O revisionismo histórico na literatura

Publicado no jornal Diário da Região, São José do Rio Preto, SP, 13 de março de 2025.

O revisionismo histórico na literatura, ou seja, a crítica da expressão da escrita passada
sob a ótica de padrões e valores atuais, foi originário de percepções sociais comuns nos EE
UU (Estados Unidos), vindas ou não do identitarismo, como produto da cretinice
institucionalizada que tomou conta daquele infeliz país e se manifesta desastrosamente.
Vastos segmentos da obtusidade brasileira acolheram o conceito, sem a devida reflexão,
como fazem com quase tudo o que é ordenado, produzido ou sugerido, direta ou
indiretamente, daquela origem. A também chamada revisão anacrônica literária pode
infelizmente levar à censura de textos ou livros julgados impróprios.

No Brasil, a título de exemplo, o fenômeno repercutiu a respeito de parte da obra do
grande escritor Monteiro Lobato, o mais importante autor nacional de literatura infantil,
quem foi responsável pela introdução de temática pátria no imaginário da infância e
juventude, valendo-se em grande parte da mitologia nativa e de suas intuições próprias.
Monteiro Lobato nasceu durante a escravidão e viveu nos duros tempos que se seguiram
para os pretos e para o proletariado brasileiro. O país era outro, e assim os valores e
padrões sociais. Trechos de sua obra são hoje tidos por racistas.
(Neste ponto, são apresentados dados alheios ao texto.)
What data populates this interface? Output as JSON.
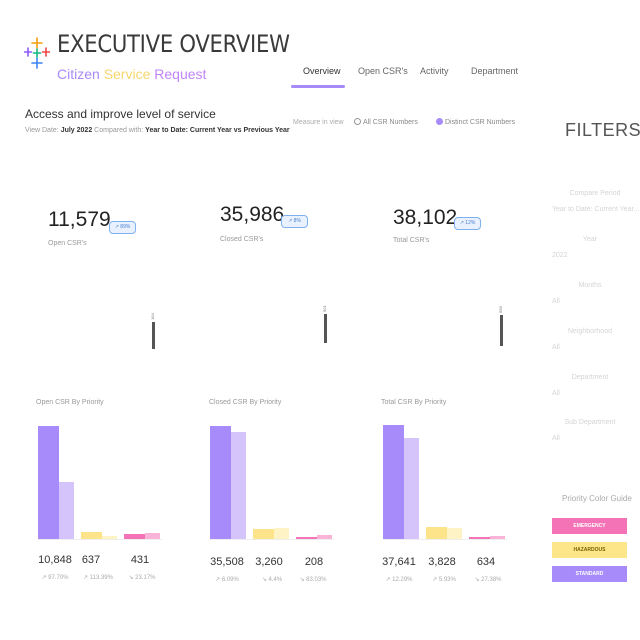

Ora, as antonomásias, ou a substituição informal de um nome por uma característica
marcante, eram então comuns nas relações sociais em geral, mesmo naquelas familiares.
No meu círculo pessoal, no início da década de 60, lembro-me afetuosamente de amigos
tratados por “Bijou”; “Cabeça”, “Pezão”; “Formiga”; “Possante”; “Batata”; “Lumumba”;
“Brucutu“; e “Titica”, dentre outros. O alto, era o Varapau; orelhudo, Jumbo; gordo,
Jamanta; de origem oriental, Japa; árabe, Turco; indígena, Bugre; italiana, Carcamano;
interiorana, Caipira; nordestina, Baiano. O calvo era Careca; Galego, louro; velha, Véia;
com aparência de criança, Nenê; pele branca, Alemão; pele preta, Negão, Neguinho ou
Nego, também referente a um popular, sem distinção racial. O Pelé era tratado por Negão
pelos colegas. Poucos se incomodavam.

Esta conduta era tida por natural. Hoje, seria interpretada como assédio ou
constrangimento, e tratada como “bullying”, um patético anglicismo. Propõe-se a censura
literária revisionista. No entanto, Benedetto Croce, o grande filósofo italiano da primeira
metade do século 20, e tido por Antonio Gramsci como “o papa laico da cultura italiana”,
ensinava que o contexto histórico fosse fundamental para a compreensão dos fenômenos.
Ele denominou a sua teoria como o historicismo absoluto, ou seja, o pensamento que tem
por conteúdo a história. Assim, na linha do grande intelectual, ao invés da disparatada
revisão anacrônica, melhor seriam notas ou uma introdução a explicar o substrato
histórico da obra literária.

DURVAL DE NORONHA GOYOS JR.
Jurista e escritor. Da Academia de Letras de Portugal. Ex-presidente da União Brasileira de
Escritores. Diretor internacional do Sindicato dos Escritores de São Paulo. Ex-conselheiro
da Fundação Padre Anchieta – TV Cultura. Conselheiro da Fundação Maurício Grabois.